British pound – The pound rose for the first time in seven sessions against the dollar and is stronger against the euro and yen. A Nationwide Building Society survey of consumer sentiment improved to a reading of 80 despite a forecast of 73, and while this is not a major calendar event, it does provide some respite from recent tepid data. Elsewhere the February service sector PMI reading at 58.4 compares to a reading of 54.5 in January and proves the fastest pace of growth within the sector for three years. The pound is trading at $1.5062 and up a cent on the dollar.

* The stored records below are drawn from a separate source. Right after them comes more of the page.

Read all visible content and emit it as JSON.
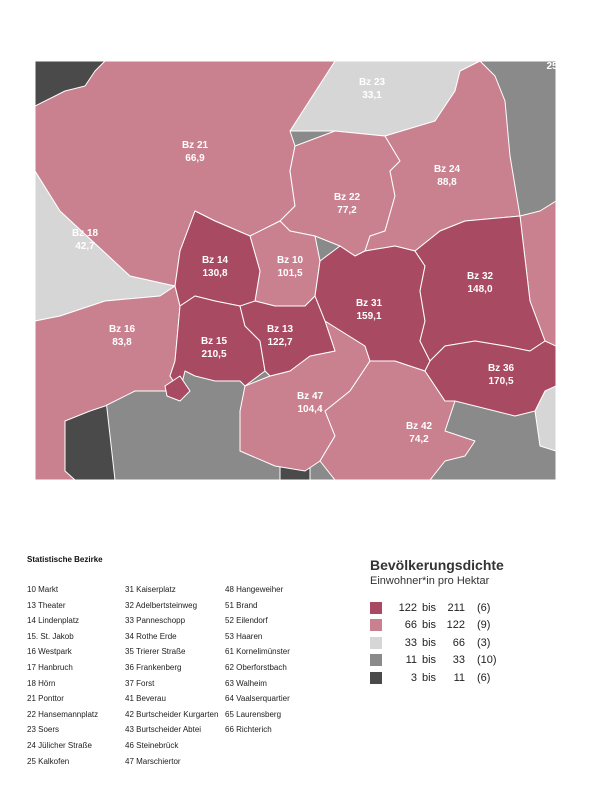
{
  "map": {
    "colors": {
      "c122_211": "#a84a62",
      "c66_122": "#c9818f",
      "c33_66": "#d6d6d6",
      "c11_33": "#8a8a8a",
      "c3_11": "#4a4a4a",
      "border": "#ffffff"
    },
    "districts": [
      {
        "code": "Bz 23",
        "value": "33,1"
      },
      {
        "code": "Bz 21",
        "value": "66,9"
      },
      {
        "code": "Bz 24",
        "value": "88,8"
      },
      {
        "code": "Bz 22",
        "value": "77,2"
      },
      {
        "code": "Bz 18",
        "value": "42,7"
      },
      {
        "code": "Bz 14",
        "value": "130,8"
      },
      {
        "code": "Bz 10",
        "value": "101,5"
      },
      {
        "code": "Bz 32",
        "value": "148,0"
      },
      {
        "code": "Bz 31",
        "value": "159,1"
      },
      {
        "code": "Bz 16",
        "value": "83,8"
      },
      {
        "code": "Bz 15",
        "value": "210,5"
      },
      {
        "code": "Bz 13",
        "value": "122,7"
      },
      {
        "code": "Bz 36",
        "value": "170,5"
      },
      {
        "code": "Bz 47",
        "value": "104,4"
      },
      {
        "code": "Bz 42",
        "value": "74,2"
      }
    ],
    "edge_label": "25"
  },
  "districts_legend": {
    "title": "Statistische Bezirke",
    "col1": [
      "10 Markt",
      "13 Theater",
      "14 Lindenplatz",
      "15. St. Jakob",
      "16 Westpark",
      "17 Hanbruch",
      "18 Hörn",
      "21 Ponttor",
      "22 Hansemannplatz",
      "23 Soers",
      "24 Jülicher Straße",
      "25 Kalkofen"
    ],
    "col2": [
      "31 Kaiserplatz",
      "32 Adelbertsteinweg",
      "33 Panneschopp",
      "34 Rothe Erde",
      "35 Trierer Straße",
      "36 Frankenberg",
      "37 Forst",
      "41 Beverau",
      "42 Burtscheider Kurgarten",
      "43 Burtscheider Abtei",
      "46 Steinebrück",
      "47 Marschiertor"
    ],
    "col3": [
      "48 Hangeweiher",
      "51 Brand",
      "52 Eilendorf",
      "53 Haaren",
      "61 Kornelimünster",
      "62 Oberforstbach",
      "63 Walheim",
      "64 Vaalserquartier",
      "65 Laurensberg",
      "66 Richterich"
    ]
  },
  "density_legend": {
    "title": "Bevölkerungsdichte",
    "subtitle": "Einwohner*in pro Hektar",
    "classes": [
      {
        "lo": "122",
        "hi": "211",
        "count": "(6)",
        "color": "#a84a62"
      },
      {
        "lo": "66",
        "hi": "122",
        "count": "(9)",
        "color": "#c9818f"
      },
      {
        "lo": "33",
        "hi": "66",
        "count": "(3)",
        "color": "#d6d6d6"
      },
      {
        "lo": "11",
        "hi": "33",
        "count": "(10)",
        "color": "#8a8a8a"
      },
      {
        "lo": "3",
        "hi": "11",
        "count": "(6)",
        "color": "#4a4a4a"
      }
    ],
    "bis_word": "bis"
  }
}
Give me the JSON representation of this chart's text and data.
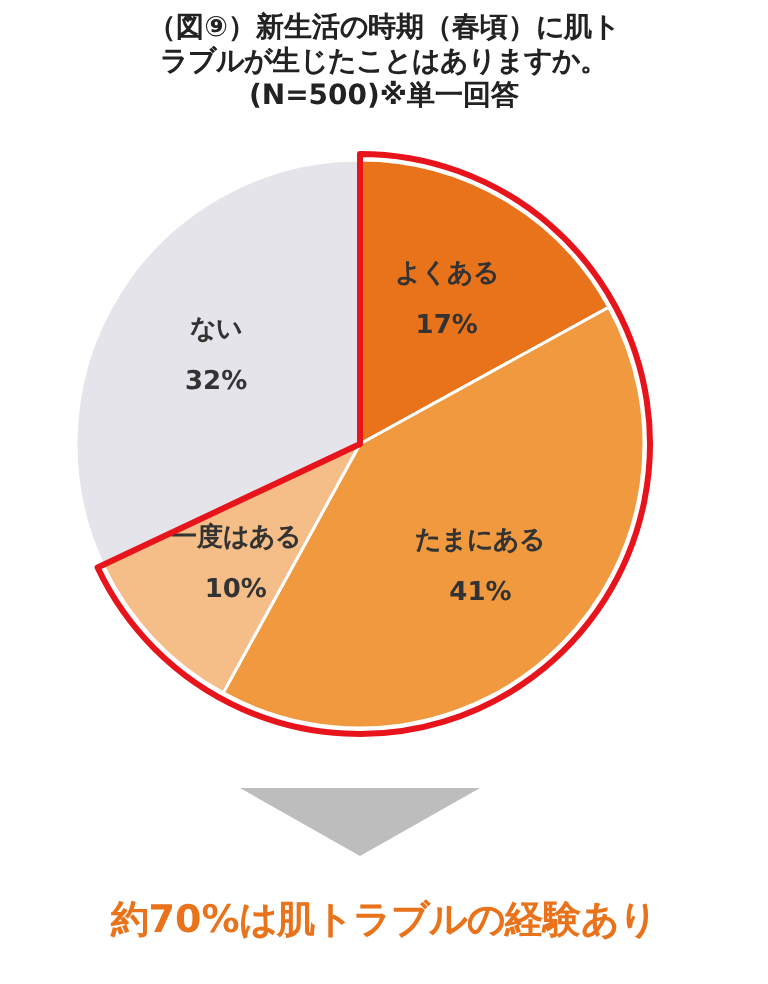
{
  "chart_data": {
    "type": "pie",
    "title": "（図⑨）新生活の時期（春頃）に肌トラブルが生じたことはありますか。",
    "subtitle": "(N=500)※単一回答",
    "categories": [
      "よくある",
      "たまにある",
      "一度はある",
      "ない"
    ],
    "values": [
      17,
      41,
      10,
      32
    ],
    "value_labels": [
      "17%",
      "41%",
      "10%",
      "32%"
    ],
    "colors": [
      "#e8731a",
      "#f0993f",
      "#f5bd87",
      "#e4e4ea"
    ],
    "annotations": [
      "約70%は肌トラブルの経験あり"
    ]
  }
}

One overlooked factor that I did highlight at the time of the Prudential’s announced plan to takeover AIG’s Asian business is the likely sale of sterling that coincided with Monday’s official announcement. Today a spokesman for the company did confirm that a sterling hedge was made ahead of that announcement in relation to the $35.5 cash and stock deal. Since that time shares of the company have fallen by 20% and this fact is casting doubt on Prudential’s ability to pull off the deal.
Aussie dollar – Some vindication for Tuesday’s interest rate increase - if it is needed - came today in the shape of accelerating growth. The Australian Bureau of Statistics said that fourth quarter growth was three-times the pace of the third and registered an annualized 2.7% pace as demand from its Asian trading partners spurred exports. The Aussie unit is flat at 90.35 U.S. cents today while it appreciated to a decade high against its neighboring New Zealand where growth is returning at a slower pace.
Canadian dollar –Canadian Prime Minister Stephen Harper reveals his outline for the next year’s budget. Businesses are aware that record spending aimed at offsetting the headlong fall in to recession is ending and will be looking for additional measures to maintain the pace of growth. The Canadian dollar this morning is struggling to continue its recent move higher, but is equally showing no signs of relenting after the Bank of Canada’s upbeat economic assessment at Tuesday’s policy decision to keep interest rates unchanged. A single Canadian dollar buys 96.76 U.S. cents today and is creeping towards parity.
Japanese yen – Little movement in the yen overnight although it continues to make gains against the U.S. dollar at ¥88.63. The euro buys ¥120.88 while a pound buys ¥133.44.